Concept

Ken Schenck

Summary
Kenneth Schenck (born 1966) is a New Testament scholar whose primary focus has been the book of Hebrews, although he has also published on Paul, Philo, philosophy, and the New Testament in general. His New Testament Survey (Triangle Publishing) has sold over 10,000 copies, and his “brief guide” to Philo (Westminster John Knox) has been translated into Russian, Korean, and Hungarian. He has also written a philosophy textbook. His blog also engages heavily with issues in hermeneutics, ecclesiology, and philosophy on both a popular and scholarly level. He taught philosophy and New Testament at Indiana Wesleyan University for 22 years (1997-2019). During that time he was also Dean of Wesley Seminary at Indiana Wesleyan University for six years (2009-2015) and Dean of the mostly undergraduate School of Theology and Ministry for three years (2016-2019).
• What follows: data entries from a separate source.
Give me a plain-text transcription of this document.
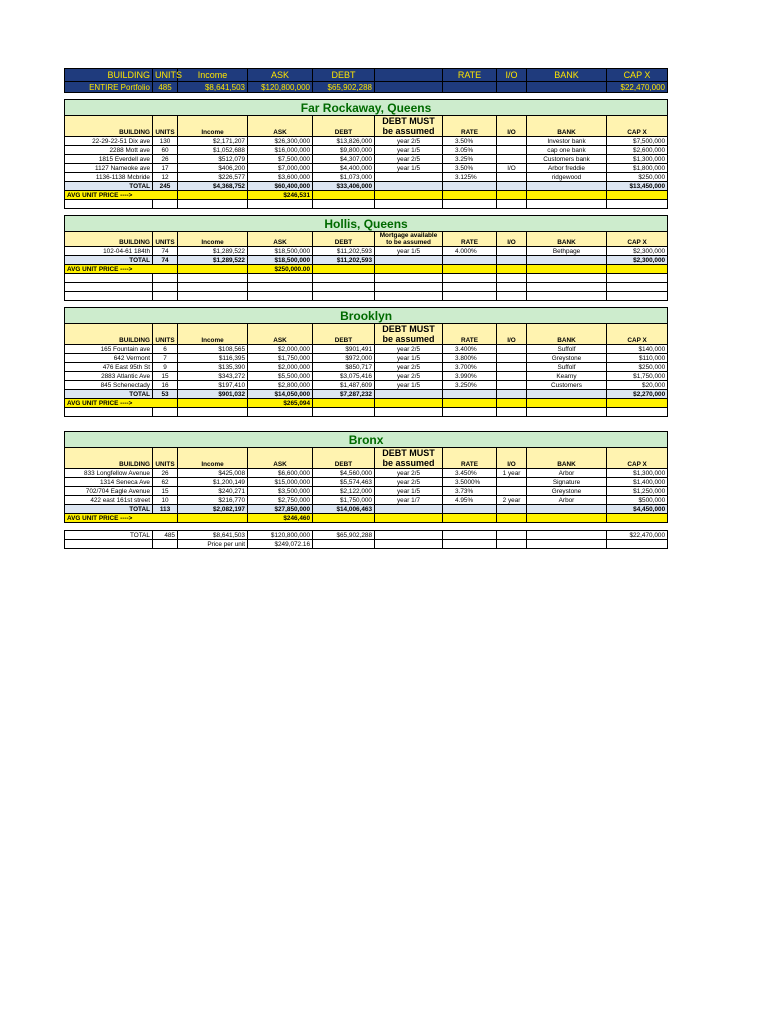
BUILDING	UNITS	Income	ASK	DEBT		RATE	I/O	BANK	CAP X
ENTIRE Portfolio	485	$8,641,503	$120,800,000	$65,902,288					$22,470,000
Far Rockaway, Queens									
BUILDING	UNITS	Income	ASK	DEBT	DEBT MUST be assumed	RATE	I/O	BANK	CAP X
22-29-22-51 Dix ave	130	$2,171,207	$26,300,000	$13,826,000	year 2/5	3.50%		Investor bank	$7,500,000
2288 Mott ave	60	$1,052,688	$16,000,000	$9,800,000	year 1/5	3.05%		cap one bank	$2,600,000
1815 Everdell ave	26	$512,079	$7,500,000	$4,307,000	year 2/5	3.25%		Customers bank	$1,300,000
1127 Nameoke ave	17	$406,200	$7,000,000	$4,400,000	year 1/5	3.50%	I/O	Arbor freddie	$1,800,000
1136-1138 Mcbride	12	$226,577	$3,600,000	$1,073,000		3.125%		ridgewood	$250,000
TOTAL	245	$4,368,752	$60,400,000	$33,406,000					$13,450,000
AVG UNIT PRICE ---->			$246,531						

Hollis, Queens									
BUILDING	UNITS	Income	ASK	DEBT	Mortgage available to be assumed	RATE	I/O	BANK	CAP X
102-04-61 184th	74	$1,289,522	$18,500,000	$11,202,593	year 1/5	4.000%		Bethpage	$2,300,000
TOTAL	74	$1,289,522	$18,500,000	$11,202,593					$2,300,000
AVG UNIT PRICE ---->			$250,000.00						

Brooklyn									
BUILDING	UNITS	Income	ASK	DEBT	DEBT MUST be assumed	RATE	I/O	BANK	CAP X
165 Fountain ave	6	$108,565	$2,000,000	$901,491	year 2/5	3.400%		Suffolf	$140,000
642 Vermont	7	$116,395	$1,750,000	$972,000	year 1/5	3.800%		Greystone	$110,000
476 East 95th St	9	$135,390	$2,000,000	$850,717	year 2/5	3.700%		Suffolf	$250,000
2883 Atlantic Ave	15	$343,272	$5,500,000	$3,075,416	year 2/5	3.990%		Kearny	$1,750,000
845 Schenectady	16	$197,410	$2,800,000	$1,487,609	year 1/5	3.250%		Customers	$20,000
TOTAL	53	$901,032	$14,050,000	$7,287,232					$2,270,000
AVG UNIT PRICE ---->			$265,094						

Bronx									
BUILDING	UNITS	Income	ASK	DEBT	DEBT MUST be assumed	RATE	I/O	BANK	CAP X
833 Longfellow Avenue	26	$425,008	$6,600,000	$4,560,000	year 2/5	3.450%	1 year	Arbor	$1,300,000
1314 Seneca Ave	62	$1,200,149	$15,000,000	$5,574,463	year 2/5	3.5000%		Signature	$1,400,000
702/704 Eagle Avenue	15	$240,271	$3,500,000	$2,122,000	year 1/5	3.73%		Greystone	$1,250,000
422 east 161st street	10	$216,770	$2,750,000	$1,750,000	year 1/7	4.95%	2 year	Arbor	$500,000
TOTAL	113	$2,082,197	$27,850,000	$14,006,463					$4,450,000
AVG UNIT PRICE ---->			$246,460						
TOTAL	485	$8,641,503	$120,800,000	$65,902,288					$22,470,000
		Price per unit	$249,072.16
Then in 2019 he went to Houghton College to become Vice President for Planning and Innovation. Schenck was awarded a PhD degree in 1996 from the University of Durham, England, where he studied under James D. G. Dunn, holds an MA degree in Classical Languages and Literature from the University of Kentucky, an MDiv degree from Asbury Theological Seminary, and an AB degree from Southern Wesleyan University. He is an ordained minister in the Wesleyan Church since 1991 and a Professor of Bible at Indiana Wesleyan University since 1997. He has also taught for the University of Notre Dame and Asbury Theological Seminary. His work on Hebrews was the first to engage the book extensively from the standpoint of its narrative substructure, and is part of a recent wave that sees the sermon more as a response to the destruction of the Jerusalem temple than a polemic against the Levitical cultus per se. In hermeneutics, Schenck has argued consistently that the traditionally Protestant approach to Scripture, which places the locus of the Bible's authority solely on the historical meaning, deconstructs itself not only because it leads to an atomization of biblical meaning but also because the Bible itself—the putative authority—does not employ this method.